Since March, unemployment has increased by 913,000. Two million people were unemployed for 27 weeks or more as of last month, an increase of 410,000 since the start of the year.
Manufacturing led in payroll cuts last month, with 56,000 jobs lost. Since July 2000, the nation’s factories have cut 2.6 million jobs. (Associated Press)

Inmate cooks stage strike
About 1,100 medium- and maximum-security prisoners at the Sterling Correctional Facility in Colorado were put in lockdown on July 1 after dozens of inmate cooks refused to work in protest of lower prisoner wages.
It is the first such work stoppage by inmates at a Colorado prison since 1978, Department of Corrections spokeswoman Alison Morgan said.
Inmates sent guards anonymous letters explaining why they wouldn’t work Tuesday, the first day of the state’s fiscal year and of the lower pay rates, she said.
The work stoppage is in protest of pay being dropped to 60 cents a day for inmate workers who do everything from custodial work to laundry to cooking, Morgan said. In the past, pay ranged from 40 cents a day to $2.

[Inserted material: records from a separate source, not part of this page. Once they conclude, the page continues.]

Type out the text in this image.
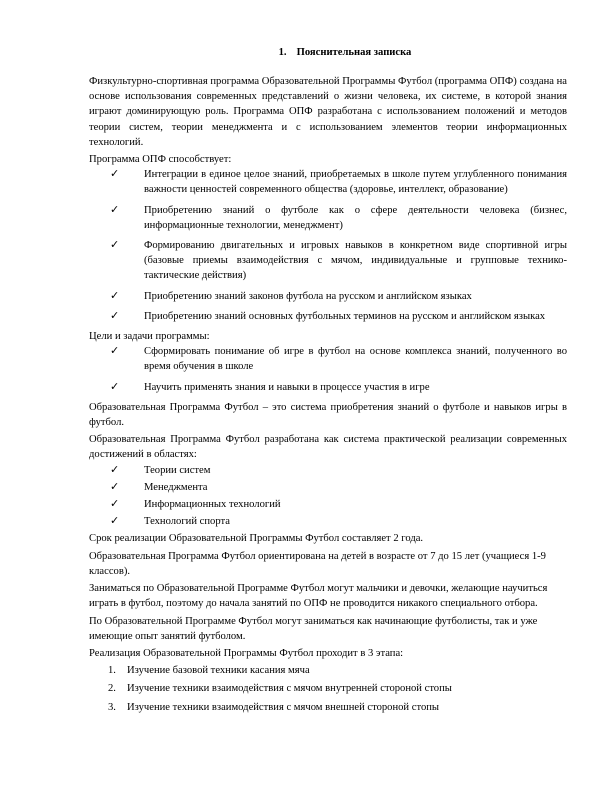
1. Пояснительная записка

Физкультурно-спортивная программа Образовательной Программы Футбол (программа ОПФ) создана на основе использования современных представлений о жизни человека, их системе, в которой знания играют доминирующую роль. Программа ОПФ разработана с использованием положений и методов теории систем, теории менеджмента и с использованием элементов теории информационных технологий.

Программа ОПФ способствует:

✓ Интеграции в единое целое знаний, приобретаемых в школе путем углубленного понимания важности ценностей современного общества (здоровье, интеллект, образование)
✓ Приобретению знаний о футболе как о сфере деятельности человека (бизнес, информационные технологии, менеджмент)
✓ Формированию двигательных и игровых навыков в конкретном виде спортивной игры (базовые приемы взаимодействия с мячом, индивидуальные и групповые технико-тактические действия)
✓ Приобретению знаний законов футбола на русском и английском языках
✓ Приобретению знаний основных футбольных терминов на русском и английском языках

Цели и задачи программы:

✓ Сформировать понимание об игре в футбол на основе комплекса знаний, полученного во время обучения в школе
✓ Научить применять знания и навыки в процессе участия в игре

Образовательная Программа Футбол – это система приобретения знаний о футболе и навыков игры в футбол.

Образовательная Программа Футбол разработана как система практической реализации современных достижений в областях:

✓ Теории систем
✓ Менеджмента
✓ Информационных технологий
✓ Технологий спорта

Срок реализации Образовательной Программы Футбол составляет 2 года.

Образовательная Программа Футбол ориентирована на детей в возрасте от 7 до 15 лет (учащиеся 1-9 классов).

Заниматься по Образовательной Программе Футбол могут мальчики и девочки, желающие научиться играть в футбол, поэтому до начала занятий по ОПФ не проводится никакого специального отбора.

По Образовательной Программе Футбол могут заниматься как начинающие футболисты, так и уже имеющие опыт занятий футболом.

Реализация Образовательной Программы Футбол проходит в 3 этапа:

1. Изучение базовой техники касания мяча
2. Изучение техники взаимодействия с мячом внутренней стороной стопы
3. Изучение техники взаимодействия с мячом внешней стороной стопы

Inmates who do not work saw their pay drop from 28 cents to 23 cents a day. The money, which is considered a per-diem stipend and not a wage, pays for hygiene items such as shampoo, deodorant, toothpaste, toilet paper and soap.
Twenty percent of inmate pay automatically is deducted to pay child support, victim compensation fees and court fines, said Carla Gerle, who has a son in the Arrowhead Correctional Center in Canon City.
“[Prisoners] feel this sort of protest is the only way to be heard,” Gerle said.
At 3am when the first shift of 15 cooks at Sterling was called to start preparing breakfast, all refused to work. When two more shifts of cooks also refused to work, the west side of the Sterling facility was placed in lockdown. During lockdowns, prisoners receive cold meals in their cells, phones are turned off and visitation rights are stopped. Prisoners are denied recreation privileges and do not get to shower.